Les explosions ont secoué Téhéran et plusieurs grandes villes iraniennes ce samedi matin, suite à une opération militaire conjointe menée par Israël et les États-Unis. L’Iran a immédiatement annoncé son retour de force, marquant un tournant historique dans le Moyen-Orient.
À 7 h 30 heure suisse, le ministère israélien de la Défense a déclaré avoir lancé une « frappe préventive » contre l’Iran. Quelques minutes plus tard, Donald Trump a confirmé sur sa plateforme Truth Social que des opérations majeures avaient été menées par les États-Unis.
Selon un responsable américain non identifié, cette action s’effectue en coordination entre les deux pays, visant spécifiquement à neutraliser la capacité iranienne de fabrication de missiles balistiques. Le président américain a promis d’éliminer l’industrie militaire iranienne et ses forces navales.
Les explosions ont été entendues dans plusieurs villes, notamment Ispahan, Qom, Karaj et Kermanshah. À Téhéran, les cibles prioritaires incluent le ministère du Renseignement, le ministère de la Défense, la résidence du guide suprême Ali Khamenei ainsi que l’Organisation iranienne pour l’énergie nucléaire. Le guide suprême a dû être transféré vers un lieu sécurisé, tandis que le président iranien Massoud Pezeshkian est actuellement en état de sécurité.

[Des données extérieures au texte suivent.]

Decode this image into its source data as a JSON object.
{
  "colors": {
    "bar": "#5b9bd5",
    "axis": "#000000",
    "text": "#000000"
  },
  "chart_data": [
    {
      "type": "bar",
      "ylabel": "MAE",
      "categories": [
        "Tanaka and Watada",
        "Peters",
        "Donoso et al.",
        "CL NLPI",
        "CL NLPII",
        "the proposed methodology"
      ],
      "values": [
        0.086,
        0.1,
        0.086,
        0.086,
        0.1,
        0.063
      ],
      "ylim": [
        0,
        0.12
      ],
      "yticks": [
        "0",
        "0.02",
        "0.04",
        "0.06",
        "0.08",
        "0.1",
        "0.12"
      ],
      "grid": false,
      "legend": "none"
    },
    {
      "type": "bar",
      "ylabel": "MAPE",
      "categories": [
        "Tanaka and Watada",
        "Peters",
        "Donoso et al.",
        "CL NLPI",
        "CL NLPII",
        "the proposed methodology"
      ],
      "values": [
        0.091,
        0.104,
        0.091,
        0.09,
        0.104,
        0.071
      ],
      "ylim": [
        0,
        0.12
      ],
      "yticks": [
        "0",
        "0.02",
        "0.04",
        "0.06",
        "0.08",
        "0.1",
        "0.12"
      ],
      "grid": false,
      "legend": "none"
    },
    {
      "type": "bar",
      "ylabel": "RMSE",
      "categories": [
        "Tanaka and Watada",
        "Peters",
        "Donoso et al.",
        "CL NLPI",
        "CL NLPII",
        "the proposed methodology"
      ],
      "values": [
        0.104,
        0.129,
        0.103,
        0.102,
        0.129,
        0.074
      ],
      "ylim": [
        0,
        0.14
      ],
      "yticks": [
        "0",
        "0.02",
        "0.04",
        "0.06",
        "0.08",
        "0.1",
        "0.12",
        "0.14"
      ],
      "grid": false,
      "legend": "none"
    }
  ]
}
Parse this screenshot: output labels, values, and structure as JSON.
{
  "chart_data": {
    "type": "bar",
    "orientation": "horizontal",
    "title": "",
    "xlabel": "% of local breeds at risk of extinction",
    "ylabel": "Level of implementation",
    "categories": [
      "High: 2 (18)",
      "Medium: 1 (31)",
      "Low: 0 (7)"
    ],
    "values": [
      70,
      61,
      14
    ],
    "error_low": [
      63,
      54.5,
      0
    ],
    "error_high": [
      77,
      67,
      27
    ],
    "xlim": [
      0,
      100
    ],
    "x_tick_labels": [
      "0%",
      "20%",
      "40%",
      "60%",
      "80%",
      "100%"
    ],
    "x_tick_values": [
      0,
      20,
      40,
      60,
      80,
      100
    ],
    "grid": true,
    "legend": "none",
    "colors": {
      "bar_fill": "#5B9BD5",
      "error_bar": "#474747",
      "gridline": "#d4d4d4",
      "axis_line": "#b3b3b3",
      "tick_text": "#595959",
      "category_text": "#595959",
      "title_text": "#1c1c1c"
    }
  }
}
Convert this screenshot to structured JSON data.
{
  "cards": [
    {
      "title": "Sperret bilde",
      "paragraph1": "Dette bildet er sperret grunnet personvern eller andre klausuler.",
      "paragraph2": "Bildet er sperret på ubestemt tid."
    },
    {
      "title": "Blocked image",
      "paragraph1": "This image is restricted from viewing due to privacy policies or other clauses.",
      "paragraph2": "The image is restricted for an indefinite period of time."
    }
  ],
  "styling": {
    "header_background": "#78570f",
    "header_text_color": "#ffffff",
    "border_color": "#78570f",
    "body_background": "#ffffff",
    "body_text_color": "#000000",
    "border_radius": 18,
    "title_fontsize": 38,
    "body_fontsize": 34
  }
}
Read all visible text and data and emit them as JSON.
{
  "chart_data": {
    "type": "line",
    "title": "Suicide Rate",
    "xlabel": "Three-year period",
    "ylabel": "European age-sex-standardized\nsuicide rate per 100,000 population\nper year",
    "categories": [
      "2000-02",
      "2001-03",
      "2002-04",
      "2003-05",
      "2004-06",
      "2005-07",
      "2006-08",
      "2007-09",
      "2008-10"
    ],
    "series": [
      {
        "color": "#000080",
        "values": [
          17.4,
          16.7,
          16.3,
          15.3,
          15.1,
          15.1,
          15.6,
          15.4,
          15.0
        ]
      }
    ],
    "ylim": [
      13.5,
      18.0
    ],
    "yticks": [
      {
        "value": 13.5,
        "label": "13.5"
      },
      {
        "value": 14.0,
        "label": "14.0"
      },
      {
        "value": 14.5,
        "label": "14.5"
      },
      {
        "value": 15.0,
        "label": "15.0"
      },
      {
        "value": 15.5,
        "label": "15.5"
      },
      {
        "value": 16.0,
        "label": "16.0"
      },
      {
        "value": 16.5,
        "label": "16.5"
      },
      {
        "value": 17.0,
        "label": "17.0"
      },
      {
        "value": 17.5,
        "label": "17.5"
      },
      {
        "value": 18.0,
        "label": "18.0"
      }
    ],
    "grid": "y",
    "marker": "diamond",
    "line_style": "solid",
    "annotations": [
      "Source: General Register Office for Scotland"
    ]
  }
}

Des sources iraniennes indiquent que Téhéran prépare une riposte « écrasante », ce qui suggère qu’une réponse militaire a déjà commencé, comme confirmé par la détection d’attaques depuis l’Iran par les forces israéliennes. En Israël, un état d’urgence spécial a été déclaré, avec la fermeture immédiate des espaces aériens aux vols civils et des alertes extrêmes envoyées aux résidents pour prévenir des « risques graves ».
L’opération intervient après l’échec des négociations entre Washington et Téhéran, qui avaient eu lieu à Genève le 17 février et en Oman le 26 février. Les États-Unis avaient mobilisé une flotte importante dans la région pour pressionner l’Iran vers un accord nucléaire, mais les divergences sur le développement d’armes iraniennes de portée intercontinentale ont bloqué les discussions.
Les ambassades américaines au Qatar et en Bahreïn ont ordonné aux ressortissants de se mettre à l’abri, tandis que l’Irak a fermé ses espaces aériens. Cette escalade pourrait marquer une rupture définitive dans le processus diplomatique, ouvrant un chapitre inédit dont personne ne peut anticiper l’évolution.